Lawson gives the barest hint of a smile. “My mom, who’s a seventh-generation Tennessean, made a deal with my dad: she names the boys; he names the girls.”
“She’s four for four, and your dad—”
“Big loser. Just like me.”
“Oh, come on. You lost by like one point.”
“Still.”
“You doing all right?” I ask.
“Yeah.” He motions at the book he’s left tented on his bed. “D
oing some reading. Distracts me.” He’s having trouble making eye contact, like back at the arena after the fight.
I take in his room for the first time. It’s a hundred times neater than any dude’s room I’ve ever been in, and it’s filled with books.
“You’re a legitimately huge reader,” I say, walking over to one of his bookshelves. They skew heavily toward sci-fi and fantasy.
He sits back on his bed. “I contain multitudes.”
“What’re you reading?”
He holds up the book. “Last book in the Bloodfall series. You read them?”
“I’m into the show.”
“The books are better.”
“Always.”
Lawson’s mom comes back in, balancing a couple of plates, a couple of glasses of milk, some silverware, and a little crock of butter. She arranges them on Lawson’s desk. “All right. I’ll leave you two to your feast.” She exits again.
I unwrap the pancakes. “They’re probably soggy. Sorry. I’m a pancake-delivery rookie.”
Lawson comes over to me, puts a couple on his plate, and starts buttering them. “I’m sure they’re great.”
“Maybe? Anyway, I’ll leave you alone.”
“What? Why?”
“You seem like you want to be alone.”
“No. I mean, I don’t want to be around most people, but…” He finally makes eye contact. He really does have nice eyes. There’s an intelligence in them I guess I haven’t noticed before, when he wasn’t in a room surrounded by books.

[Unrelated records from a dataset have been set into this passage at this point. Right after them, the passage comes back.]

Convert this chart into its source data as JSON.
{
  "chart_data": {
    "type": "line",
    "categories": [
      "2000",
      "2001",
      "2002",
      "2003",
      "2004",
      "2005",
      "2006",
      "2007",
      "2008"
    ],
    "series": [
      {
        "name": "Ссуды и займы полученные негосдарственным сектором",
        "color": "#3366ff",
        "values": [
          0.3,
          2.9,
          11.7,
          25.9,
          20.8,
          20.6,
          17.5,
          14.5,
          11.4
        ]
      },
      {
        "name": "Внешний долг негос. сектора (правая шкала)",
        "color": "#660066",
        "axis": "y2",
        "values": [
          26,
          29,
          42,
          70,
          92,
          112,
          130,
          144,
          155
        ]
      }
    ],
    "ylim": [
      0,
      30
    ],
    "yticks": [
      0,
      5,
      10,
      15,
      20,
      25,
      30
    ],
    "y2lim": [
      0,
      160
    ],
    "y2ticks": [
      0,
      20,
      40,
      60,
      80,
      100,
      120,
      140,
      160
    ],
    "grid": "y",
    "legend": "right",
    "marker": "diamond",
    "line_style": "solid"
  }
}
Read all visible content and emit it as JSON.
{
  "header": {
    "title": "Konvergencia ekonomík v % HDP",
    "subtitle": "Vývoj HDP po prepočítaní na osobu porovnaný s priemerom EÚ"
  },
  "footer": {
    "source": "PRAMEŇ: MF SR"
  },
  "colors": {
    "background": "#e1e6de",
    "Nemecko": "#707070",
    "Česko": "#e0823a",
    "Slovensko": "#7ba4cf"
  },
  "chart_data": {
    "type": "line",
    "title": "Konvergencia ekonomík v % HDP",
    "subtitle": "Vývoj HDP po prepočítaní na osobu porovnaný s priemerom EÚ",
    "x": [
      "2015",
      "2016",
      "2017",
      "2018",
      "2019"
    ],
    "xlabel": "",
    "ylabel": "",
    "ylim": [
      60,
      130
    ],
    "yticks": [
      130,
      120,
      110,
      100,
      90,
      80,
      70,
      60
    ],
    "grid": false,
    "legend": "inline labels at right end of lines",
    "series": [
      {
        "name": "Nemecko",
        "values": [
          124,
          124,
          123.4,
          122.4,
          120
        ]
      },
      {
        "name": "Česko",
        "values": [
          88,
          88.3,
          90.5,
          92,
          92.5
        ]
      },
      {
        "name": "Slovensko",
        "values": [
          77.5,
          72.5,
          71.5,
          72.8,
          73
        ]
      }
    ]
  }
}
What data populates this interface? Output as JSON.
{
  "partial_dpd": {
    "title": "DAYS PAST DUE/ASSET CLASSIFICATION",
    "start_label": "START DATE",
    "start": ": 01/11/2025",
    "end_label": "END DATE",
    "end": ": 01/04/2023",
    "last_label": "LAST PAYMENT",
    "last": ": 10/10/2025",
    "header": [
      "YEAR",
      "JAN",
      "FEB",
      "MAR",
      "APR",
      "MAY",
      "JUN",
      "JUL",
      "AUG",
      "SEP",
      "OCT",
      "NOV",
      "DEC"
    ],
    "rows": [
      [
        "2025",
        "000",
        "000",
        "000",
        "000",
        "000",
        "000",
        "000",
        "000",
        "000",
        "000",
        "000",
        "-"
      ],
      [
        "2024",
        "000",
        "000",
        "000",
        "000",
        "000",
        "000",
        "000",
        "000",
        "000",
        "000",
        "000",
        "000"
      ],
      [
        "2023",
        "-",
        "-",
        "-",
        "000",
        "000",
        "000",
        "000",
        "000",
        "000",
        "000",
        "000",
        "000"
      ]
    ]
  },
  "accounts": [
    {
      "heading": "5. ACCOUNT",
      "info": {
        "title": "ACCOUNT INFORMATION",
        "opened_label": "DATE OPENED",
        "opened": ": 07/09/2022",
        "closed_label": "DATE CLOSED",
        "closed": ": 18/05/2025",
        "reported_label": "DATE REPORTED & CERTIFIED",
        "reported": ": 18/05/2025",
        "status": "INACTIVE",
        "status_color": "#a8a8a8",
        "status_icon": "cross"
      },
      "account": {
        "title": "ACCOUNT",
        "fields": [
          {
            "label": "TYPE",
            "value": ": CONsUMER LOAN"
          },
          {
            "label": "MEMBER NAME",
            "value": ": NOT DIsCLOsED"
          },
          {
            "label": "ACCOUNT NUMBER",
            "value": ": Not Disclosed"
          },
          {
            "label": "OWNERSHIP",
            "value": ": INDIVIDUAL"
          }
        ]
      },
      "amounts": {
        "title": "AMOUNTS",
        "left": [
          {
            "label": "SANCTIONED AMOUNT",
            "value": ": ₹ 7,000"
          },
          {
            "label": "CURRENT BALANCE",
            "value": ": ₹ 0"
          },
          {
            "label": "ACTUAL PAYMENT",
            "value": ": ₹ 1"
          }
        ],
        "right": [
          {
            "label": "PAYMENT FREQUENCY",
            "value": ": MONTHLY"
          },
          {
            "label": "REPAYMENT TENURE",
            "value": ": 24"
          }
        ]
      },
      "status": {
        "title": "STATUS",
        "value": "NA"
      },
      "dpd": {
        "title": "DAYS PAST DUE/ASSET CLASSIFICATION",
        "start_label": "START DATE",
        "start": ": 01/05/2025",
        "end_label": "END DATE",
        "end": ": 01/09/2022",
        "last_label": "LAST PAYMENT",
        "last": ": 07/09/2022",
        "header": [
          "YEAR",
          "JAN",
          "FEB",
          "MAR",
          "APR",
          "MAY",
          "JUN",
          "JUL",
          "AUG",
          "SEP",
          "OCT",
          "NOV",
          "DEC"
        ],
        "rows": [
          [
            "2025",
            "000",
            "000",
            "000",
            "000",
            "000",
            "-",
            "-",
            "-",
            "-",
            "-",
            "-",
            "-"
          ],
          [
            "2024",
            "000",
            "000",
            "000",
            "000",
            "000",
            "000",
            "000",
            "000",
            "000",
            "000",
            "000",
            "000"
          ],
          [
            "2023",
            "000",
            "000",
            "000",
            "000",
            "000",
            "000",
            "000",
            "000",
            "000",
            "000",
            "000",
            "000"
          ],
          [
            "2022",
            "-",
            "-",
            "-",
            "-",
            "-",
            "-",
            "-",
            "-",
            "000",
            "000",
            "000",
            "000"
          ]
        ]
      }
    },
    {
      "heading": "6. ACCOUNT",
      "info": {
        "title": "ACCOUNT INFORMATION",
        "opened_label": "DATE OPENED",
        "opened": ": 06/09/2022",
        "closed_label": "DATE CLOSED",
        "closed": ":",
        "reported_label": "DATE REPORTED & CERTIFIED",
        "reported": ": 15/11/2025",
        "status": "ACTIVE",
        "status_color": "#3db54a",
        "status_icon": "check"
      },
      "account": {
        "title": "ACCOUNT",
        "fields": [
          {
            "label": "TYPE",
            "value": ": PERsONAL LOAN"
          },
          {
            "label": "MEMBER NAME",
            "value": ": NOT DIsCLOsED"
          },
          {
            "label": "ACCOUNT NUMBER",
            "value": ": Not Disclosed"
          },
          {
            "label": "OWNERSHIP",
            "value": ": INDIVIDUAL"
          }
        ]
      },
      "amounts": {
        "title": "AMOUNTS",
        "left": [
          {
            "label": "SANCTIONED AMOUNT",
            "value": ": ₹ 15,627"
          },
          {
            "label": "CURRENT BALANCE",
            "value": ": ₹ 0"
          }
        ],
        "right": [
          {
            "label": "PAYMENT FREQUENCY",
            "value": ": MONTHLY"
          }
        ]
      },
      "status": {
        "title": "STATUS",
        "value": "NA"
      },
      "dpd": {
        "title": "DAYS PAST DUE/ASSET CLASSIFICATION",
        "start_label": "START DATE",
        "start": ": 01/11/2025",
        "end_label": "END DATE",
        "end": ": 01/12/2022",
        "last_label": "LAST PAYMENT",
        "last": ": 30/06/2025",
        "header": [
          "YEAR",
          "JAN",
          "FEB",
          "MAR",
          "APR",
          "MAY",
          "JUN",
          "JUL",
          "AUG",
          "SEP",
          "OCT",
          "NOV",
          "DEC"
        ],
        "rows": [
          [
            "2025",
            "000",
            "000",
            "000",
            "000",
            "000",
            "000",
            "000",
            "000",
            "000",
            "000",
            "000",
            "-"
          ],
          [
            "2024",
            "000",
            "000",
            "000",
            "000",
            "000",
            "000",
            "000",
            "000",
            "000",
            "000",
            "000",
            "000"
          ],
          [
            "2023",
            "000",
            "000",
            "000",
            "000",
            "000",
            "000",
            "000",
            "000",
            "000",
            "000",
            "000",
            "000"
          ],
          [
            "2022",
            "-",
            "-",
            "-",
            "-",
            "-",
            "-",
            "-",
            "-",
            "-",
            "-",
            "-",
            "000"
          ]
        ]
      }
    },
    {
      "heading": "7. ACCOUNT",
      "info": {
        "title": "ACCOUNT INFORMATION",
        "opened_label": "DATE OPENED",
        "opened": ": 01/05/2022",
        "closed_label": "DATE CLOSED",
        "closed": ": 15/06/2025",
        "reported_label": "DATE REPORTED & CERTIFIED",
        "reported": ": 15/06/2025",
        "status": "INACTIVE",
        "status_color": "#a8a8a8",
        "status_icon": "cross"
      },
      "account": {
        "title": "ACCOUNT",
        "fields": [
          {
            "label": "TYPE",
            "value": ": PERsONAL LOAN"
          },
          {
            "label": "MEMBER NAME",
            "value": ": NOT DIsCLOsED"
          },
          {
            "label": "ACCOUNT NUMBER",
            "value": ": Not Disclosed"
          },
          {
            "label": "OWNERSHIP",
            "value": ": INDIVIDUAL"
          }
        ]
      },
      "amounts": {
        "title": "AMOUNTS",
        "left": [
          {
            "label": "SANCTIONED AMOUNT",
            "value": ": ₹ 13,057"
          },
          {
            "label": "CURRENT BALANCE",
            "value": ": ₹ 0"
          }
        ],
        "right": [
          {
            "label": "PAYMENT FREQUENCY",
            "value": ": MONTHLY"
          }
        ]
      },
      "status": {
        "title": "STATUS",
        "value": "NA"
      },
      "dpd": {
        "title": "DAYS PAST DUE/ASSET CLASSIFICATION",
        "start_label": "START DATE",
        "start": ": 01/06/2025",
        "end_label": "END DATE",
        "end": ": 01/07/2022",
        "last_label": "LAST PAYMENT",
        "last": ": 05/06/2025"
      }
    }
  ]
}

A clap of thunder makes us both jump, and rain starts battering the windows.
“Besides, it might be dangerous to drive right now.”
“I feel weird that I ambushed you.”
“I won’t lie, I’m a little embarrassed to be showing my face in front of you.” He pours some syrup on his pancakes, grabs a knife and fork, and sits on the edge of his bed.
“You have no reason to be.”
“I invite you, thinking you’re going to watch me win, and instead I lose.” His voice cracks. He stares at his plate. Then, as suddenly as the rain started, his face collapses like a baby’s when he figures out a stranger is holding him, and he begins weeping, his shoulders shaking, his body too small to contain what’s overfilling his heart. He tries to catch himself, but it all slips out.